But stand brave, life-liver:
bleeding out your days
in the river of time.
Stand brave:
time moves both ways

Here, ‘days’ rhymes with ‘ways’ (while ‘brave’ maintains the assonance) and ‘-liver’ rhymes internally with ‘river’. The rhyme of ‘life-liver ‘ with ‘river’ also links the two thematically. This isn’t rhyme just for rhyme’s sake. It’s not a coincidence that there’s a visual rhyme of ‘-liver’ and ‘river’ with ‘diver’, reflecting the title and a central image of the album. So, the ‘life-liver’ is, in a sense, the ‘river’ and also the ‘diver’ swimming in the river. This is a great example of how the repetition works in a poem: it helps us link together ideas that might not otherwise obviously be linked, without Newsom having to actually say, ‘By the way, the river and the diver? Same guy.’ So – gasp! – she is showing not telling! And she uses rhyme to do it.

I once totally freaked out a 6th-form class by demonstrating that I knew a poem (‘The Second Coming’) off by heart. The funniest reaction was a kid who turned around to look at the back wall, convinced that I’d hidden a copy of the poem somewhere I could see it and he couldn’t. Obviously, I hadn’t. It’s just that I’m very used to iambic pentameter. Once I’ve gotten going with the poem, I don’t need to resort to counting beats to know where I’m going next, anymore than professional dancers have to count the beats in a waltz, because I’ve got the feel for it. Even in a poem that doesn’t have a handy rhyme scheme for me to lean on, I’m relying on repetition, but here the pattern of repetition is one of unstressed and stressed beats.

Now, there was definitely an element of showing off involved. I am a very competitive person and find it difficult to pass up opportunities to show that I’m good at something, whatever it might be. But this is certainly partly why those epic poets loved the long lists so much. So, your bard recited a hundred names of Vishnu, did he? Try FIVE hundred. Hell, let’s make it a thousand. You’ve got some people whose profession relied on an excellent memory, so of course they’re going to stretch it as far as they can. Having a steady beat allowed them to show off even more!

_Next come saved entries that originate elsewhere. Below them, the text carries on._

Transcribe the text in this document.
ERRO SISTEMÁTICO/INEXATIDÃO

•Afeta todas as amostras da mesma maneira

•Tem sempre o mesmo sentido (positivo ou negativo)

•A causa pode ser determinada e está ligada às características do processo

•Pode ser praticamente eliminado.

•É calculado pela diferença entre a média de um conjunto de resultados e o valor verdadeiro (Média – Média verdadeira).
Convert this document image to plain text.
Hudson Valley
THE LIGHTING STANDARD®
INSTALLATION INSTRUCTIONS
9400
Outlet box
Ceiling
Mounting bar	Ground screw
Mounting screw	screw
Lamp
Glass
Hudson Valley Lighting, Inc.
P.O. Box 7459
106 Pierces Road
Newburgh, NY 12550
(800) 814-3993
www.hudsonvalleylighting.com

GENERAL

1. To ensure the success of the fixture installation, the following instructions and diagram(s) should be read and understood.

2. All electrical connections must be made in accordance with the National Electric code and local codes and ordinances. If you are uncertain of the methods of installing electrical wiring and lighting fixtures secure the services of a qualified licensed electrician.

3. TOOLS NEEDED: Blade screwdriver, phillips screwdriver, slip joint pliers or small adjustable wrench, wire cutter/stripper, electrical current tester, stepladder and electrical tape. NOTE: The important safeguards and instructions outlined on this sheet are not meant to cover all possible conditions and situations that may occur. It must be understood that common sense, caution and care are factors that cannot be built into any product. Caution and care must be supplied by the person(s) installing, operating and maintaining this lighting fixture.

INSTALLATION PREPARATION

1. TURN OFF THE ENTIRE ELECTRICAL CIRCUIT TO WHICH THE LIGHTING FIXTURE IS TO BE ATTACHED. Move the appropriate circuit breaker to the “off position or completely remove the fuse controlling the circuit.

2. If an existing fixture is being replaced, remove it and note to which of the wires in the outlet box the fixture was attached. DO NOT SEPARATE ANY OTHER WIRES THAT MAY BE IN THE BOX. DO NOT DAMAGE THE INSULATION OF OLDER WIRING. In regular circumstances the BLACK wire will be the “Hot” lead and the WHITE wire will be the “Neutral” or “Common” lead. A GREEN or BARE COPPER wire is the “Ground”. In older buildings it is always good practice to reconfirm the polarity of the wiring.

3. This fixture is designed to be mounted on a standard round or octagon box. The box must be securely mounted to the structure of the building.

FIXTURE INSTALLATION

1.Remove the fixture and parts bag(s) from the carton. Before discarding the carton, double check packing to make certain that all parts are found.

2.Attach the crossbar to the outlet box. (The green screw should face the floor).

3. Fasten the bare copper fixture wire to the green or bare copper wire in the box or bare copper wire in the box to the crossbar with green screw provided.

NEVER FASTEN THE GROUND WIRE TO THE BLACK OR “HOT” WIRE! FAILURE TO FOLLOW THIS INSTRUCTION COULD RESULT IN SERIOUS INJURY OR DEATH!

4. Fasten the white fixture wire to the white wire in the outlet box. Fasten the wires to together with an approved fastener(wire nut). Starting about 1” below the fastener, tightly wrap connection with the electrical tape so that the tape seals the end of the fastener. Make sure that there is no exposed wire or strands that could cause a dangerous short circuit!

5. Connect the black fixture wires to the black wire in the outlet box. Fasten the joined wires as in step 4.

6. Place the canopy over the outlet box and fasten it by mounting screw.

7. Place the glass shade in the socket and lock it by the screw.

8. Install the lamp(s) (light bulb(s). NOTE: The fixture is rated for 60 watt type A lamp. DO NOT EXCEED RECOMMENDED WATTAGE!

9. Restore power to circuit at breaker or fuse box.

Going more into the realm of speculation, this might be part of the reason Shakespeare gave his actors increasingly long and complex speeches as his career advanced. He was a shareholder in his company, after all, and perhaps this was a way of showing off Richard Burbage, the leading man. Hamlet alone requires the lead actor to memorise some 1,500 lines (3/8ths of the entire play!). Did Shakespeare do this on purpose to challenge Burbage or to show him off? Or did Burbage ask for bigger parts, for his own showy purposes? We’ll never know, of course. But it’s at least possible.

This all plays into my general theory of art. We love a pattern. The great thing about patterns is you can alter them a little bit and end up with a new pattern. This is essentially the history of art in a couple of sentences. We find something we like, we tweak it a little bit and then we have a new thing. Of course, some people prefer the old thing. The next generation makes their own little changes to both new and old, and then we have a new-old thing and a new-new thing. And so we carry on, slouching towards perfection but finding it always another century off, one way or the other.